June 13 - Oslo - Norway - co-located with ECOOP 2004
related event: PostJava '04

   Overview
  • The workshop is over, and it was a big success. During the next few days, slides, photos and other material related to the workshop will be uploaded to this site.
  • All the slides for the talks presented at the workshop are now available. See the Schedule / Slides section for downloads / links.
  • Photos from the workshop are also online. (Thanks to Manuel Odenthal and Hans Hübner.)

Photo by Koenraad de Smedt

Lisp has a tradition of providing a fruitful basis for language design experiments for many decades. The structure of Lisp, including Common Lisp and Scheme as its major dialects of today, makes it easy to extend the language or even to implement entirely new dialects without starting from scratch. Common Lisp, with the Common Lisp Object System (CLOS), was the first object-oriented programming language to receive an ANSI standard at the beginning of the 1990’s.
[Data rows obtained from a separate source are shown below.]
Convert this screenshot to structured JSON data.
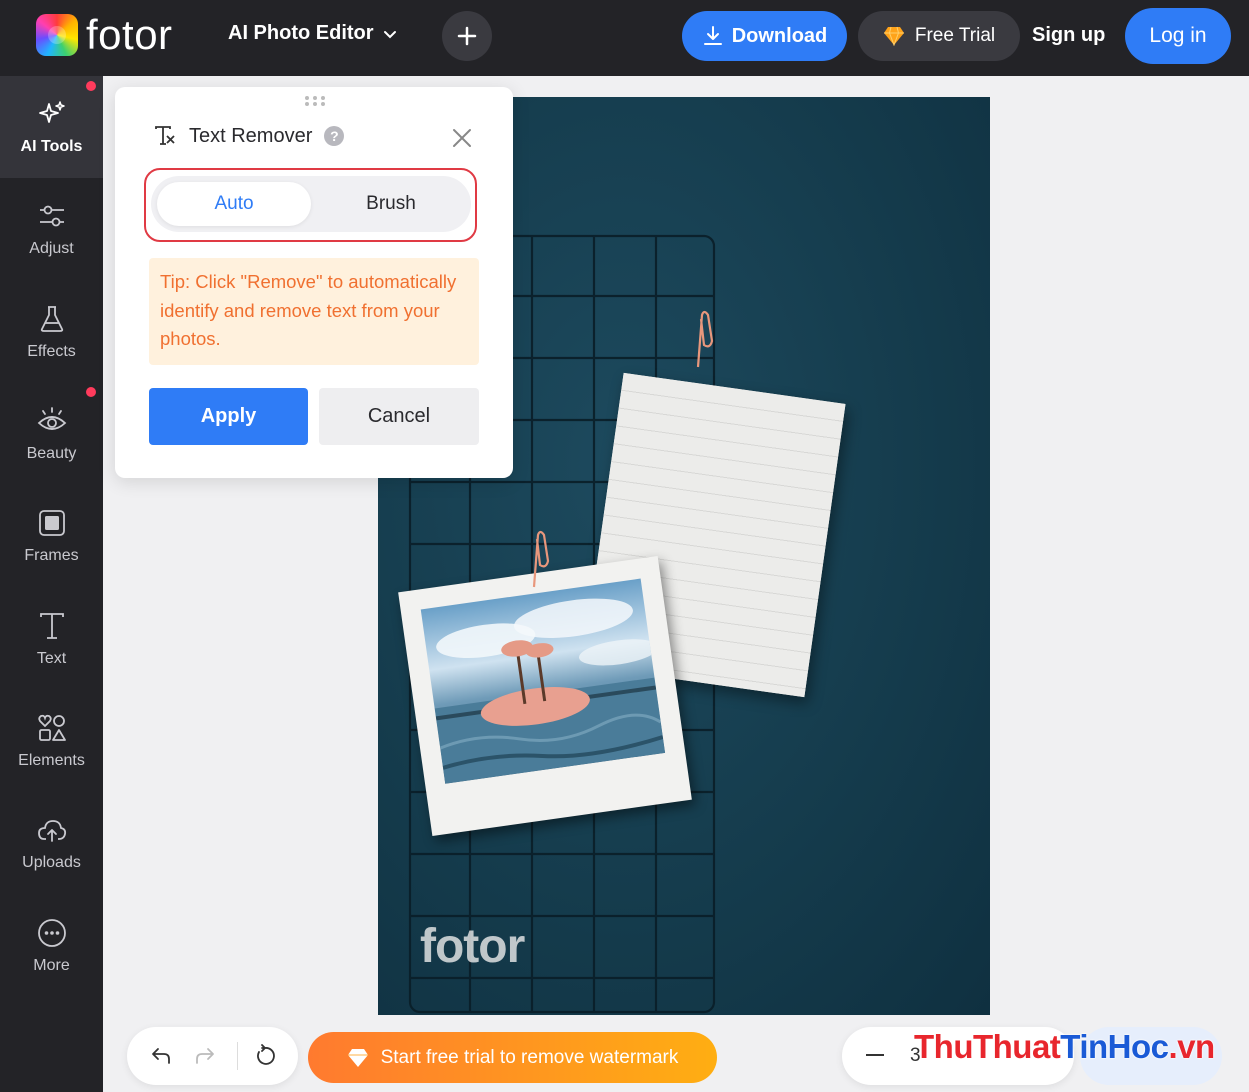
{
  "app": {
    "logo_text": "fotor",
    "menu_title": "AI Photo Editor"
  },
  "header": {
    "download_label": "Download",
    "free_trial_label": "Free Trial",
    "signup_label": "Sign up",
    "login_label": "Log in"
  },
  "sidebar": {
    "items": [
      {
        "label": "AI Tools",
        "icon": "sparkle-icon",
        "active": true,
        "badge": true
      },
      {
        "label": "Adjust",
        "icon": "sliders-icon"
      },
      {
        "label": "Effects",
        "icon": "flask-icon"
      },
      {
        "label": "Beauty",
        "icon": "eye-icon",
        "badge": true
      },
      {
        "label": "Frames",
        "icon": "frame-icon"
      },
      {
        "label": "Text",
        "icon": "text-icon"
      },
      {
        "label": "Elements",
        "icon": "shapes-icon"
      },
      {
        "label": "Uploads",
        "icon": "cloud-upload-icon"
      },
      {
        "label": "More",
        "icon": "more-icon"
      }
    ]
  },
  "panel": {
    "title": "Text Remover",
    "help": "?",
    "tabs": {
      "auto": "Auto",
      "brush": "Brush",
      "selected": "Auto"
    },
    "tip": "Tip: Click \"Remove\" to automatically identify and remove text from your photos.",
    "apply_label": "Apply",
    "cancel_label": "Cancel"
  },
  "canvas": {
    "watermark": "fotor"
  },
  "bottom": {
    "watermark_button": "Start free trial to remove watermark",
    "zoom_value": "3"
  },
  "overlay": {
    "site_mark_red": "ThuThuat",
    "site_mark_blue": "TinHoc",
    "site_mark_suffix": ".vn"
  },
  "colors": {
    "accent": "#2f7cf6",
    "topbar": "#232327",
    "highlight": "#e03a44",
    "tip_text": "#f07030"
  }
}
It is, arguably, the most complete and advanced object system of any programming language, and has influenced many other object-oriented programming languages that were to follow.

Despite the fact that Lisp languages have somewhat disappeared from the radar of popular computer science, Common Lisp and Scheme are still alive and have just started to gain momentum again. Since 2000, annual Scheme workshops have been organized in Montreal, Florence, Pittsburgh and Boston. Since 2002, annual International Lisp Conferences have been organized in San Francisco and New York. In last year’s ECOOP Workshop on Object-Oriented Language Engineering for the Post-Java Era, Lisp- and Scheme-based language extensions have played a prominent role. Indeed, that workshop has created a spontaneous interest in a Lisp BOF with over 10 participants (out of 40 attendants of the Post-Java workshop).
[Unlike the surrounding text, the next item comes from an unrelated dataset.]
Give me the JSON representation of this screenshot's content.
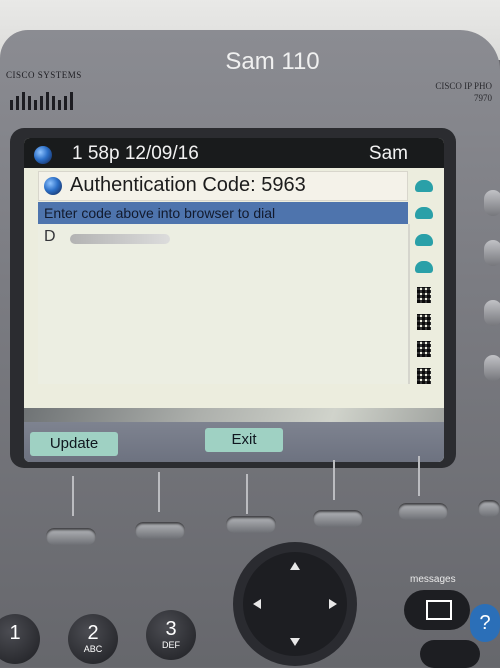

The growing interest in Lisp languages is most probably due to the fact that many current trends in the field of software engineering and object-oriented technology are heavily influenced by notions that are prevalent in Lisp and Scheme – most prominently a way to treat programs as data and the resulting facilities for metaprogramming. Current trends like Aspect-Oriented Programming, Domain-Oriented Programming, Model-Driven Architectures, Generative Programming, and so on, make heavy use of such facilities at the back stages.

This one-day workshop will address the question what role Lisp-based languages can play in the near future to further the state of art in those and related areas. We want to solicit papers that discuss the opportunities Lisp provides to capture and enhance the possibilities in software engineering. Instead of using Lisp for Artificial Intelligence, as has successfully been done in the past, we rather want to explore the usefulness of Lisp with regard to software technology. We also want to promote lively discussion between researchers proposing new approaches and practitioners reporting on their experience with the strengths and limitations of current Lisp technologies.